Baroness Kramer said: “Good transport connections act as an engine for economic growth and link local people to vital services.
“We have learnt some humbling lessons in Whitehall that local people need to drive the transport priorities. We are not the right people to decide what’s important to the area.
“The councils and Local Enterprise Partnerships (LEPs) are there to set priorities and drive where the money goes in the future and that’s critically important for growth.”
Travelling on an early morning train from London to Darlington, her connection to Middlesbrough was about 20 minutes late, an indication of need for new rolling stock, thought deputy mayor of Middlesbrough, councillor Dave Budd.
Baroness Kramer arrived on a train specially renamed Captain James Cook, Master Mariner at the new station, which has been supported by LEP Tees Valley Unlimited (TVU), Northern Rail, Network Rail, Middlesbrough Council and South Tees Hospitals NHS Foundation Trust.
Investment in the new station on the Middlesbrough to Whitby line is alongside £4.5m improvements to 11 other local stations which include electronic timetabling, signage upgrades, shelters, improved lighting and seating and the introduction of CCTV.
Work has been carried out at Allens West, Billingham, Gypsy Lane, Longbeck, Marske, Marton, Nunthorpe, Redcar Central, Redcar East, South Bank and Stockton.
Andy McDonald, MP for Middlesbrough, said he would be meeting Baroness Kramer next week to stress the importance of major rail link improvements needed in the area.
“We have got to connect on the other major issues including the Tees Valley metro and connectivity to other major conurbations, London in particular as well as Leeds and Manchester.
“Part of that has to be the electrification of the line from Northallerton to Middlesbrough to Teesport.
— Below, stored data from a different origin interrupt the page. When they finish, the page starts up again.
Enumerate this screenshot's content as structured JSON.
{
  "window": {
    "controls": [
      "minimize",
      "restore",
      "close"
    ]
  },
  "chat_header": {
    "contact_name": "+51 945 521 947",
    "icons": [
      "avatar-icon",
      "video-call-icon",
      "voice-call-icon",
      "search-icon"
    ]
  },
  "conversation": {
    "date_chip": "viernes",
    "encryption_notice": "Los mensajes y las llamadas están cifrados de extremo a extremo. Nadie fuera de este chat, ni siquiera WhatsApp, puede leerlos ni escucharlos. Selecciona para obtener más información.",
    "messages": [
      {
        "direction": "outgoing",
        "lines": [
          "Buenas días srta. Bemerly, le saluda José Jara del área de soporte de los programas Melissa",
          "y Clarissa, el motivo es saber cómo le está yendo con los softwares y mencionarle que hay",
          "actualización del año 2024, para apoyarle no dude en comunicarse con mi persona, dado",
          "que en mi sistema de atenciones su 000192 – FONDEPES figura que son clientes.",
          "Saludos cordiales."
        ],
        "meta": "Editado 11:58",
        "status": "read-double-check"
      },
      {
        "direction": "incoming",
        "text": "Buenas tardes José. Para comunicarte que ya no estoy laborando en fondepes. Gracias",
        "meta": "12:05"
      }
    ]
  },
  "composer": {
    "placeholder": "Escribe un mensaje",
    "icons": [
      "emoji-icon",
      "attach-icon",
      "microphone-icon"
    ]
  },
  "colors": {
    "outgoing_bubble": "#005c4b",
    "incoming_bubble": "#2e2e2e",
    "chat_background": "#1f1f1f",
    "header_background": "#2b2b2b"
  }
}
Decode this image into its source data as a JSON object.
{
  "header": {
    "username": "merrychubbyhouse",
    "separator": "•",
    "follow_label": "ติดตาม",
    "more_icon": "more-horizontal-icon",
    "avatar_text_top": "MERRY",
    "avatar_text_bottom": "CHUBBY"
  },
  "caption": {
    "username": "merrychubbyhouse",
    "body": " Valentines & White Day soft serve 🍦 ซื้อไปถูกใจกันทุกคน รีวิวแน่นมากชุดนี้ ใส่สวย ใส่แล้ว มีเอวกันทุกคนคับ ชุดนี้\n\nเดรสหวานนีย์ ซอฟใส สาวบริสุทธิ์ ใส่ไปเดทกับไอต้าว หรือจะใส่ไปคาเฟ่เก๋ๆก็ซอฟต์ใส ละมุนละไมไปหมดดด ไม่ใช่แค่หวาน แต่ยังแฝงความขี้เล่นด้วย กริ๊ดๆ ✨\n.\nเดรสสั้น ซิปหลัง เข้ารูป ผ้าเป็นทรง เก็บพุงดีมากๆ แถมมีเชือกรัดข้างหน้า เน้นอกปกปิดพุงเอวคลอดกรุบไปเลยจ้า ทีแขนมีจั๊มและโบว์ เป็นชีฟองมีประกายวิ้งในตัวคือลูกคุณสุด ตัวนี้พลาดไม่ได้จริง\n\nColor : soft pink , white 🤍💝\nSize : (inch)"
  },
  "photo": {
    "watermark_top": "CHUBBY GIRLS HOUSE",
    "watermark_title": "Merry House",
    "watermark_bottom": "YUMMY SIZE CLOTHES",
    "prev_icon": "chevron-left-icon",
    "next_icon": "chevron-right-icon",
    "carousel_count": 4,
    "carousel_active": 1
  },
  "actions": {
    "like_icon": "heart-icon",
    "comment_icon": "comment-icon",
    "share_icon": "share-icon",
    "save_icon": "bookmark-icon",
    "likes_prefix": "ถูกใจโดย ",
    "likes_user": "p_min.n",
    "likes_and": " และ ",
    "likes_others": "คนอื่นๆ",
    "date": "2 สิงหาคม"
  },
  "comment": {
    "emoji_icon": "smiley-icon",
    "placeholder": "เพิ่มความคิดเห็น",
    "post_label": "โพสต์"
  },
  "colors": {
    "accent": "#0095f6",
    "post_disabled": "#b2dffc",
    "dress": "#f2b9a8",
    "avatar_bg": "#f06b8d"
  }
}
And we have to resolve the tangle of lines at Darlington. At the moment it hinges on the future of the East Coast Mainline and that’s a real fetter to development . If that’s solved it will bring new economic opportunities to the Tees Valley."
The new stop at James Cook University Hospital was paid for through a Local Sustainable Transport bid from the Department of Transport by TVU.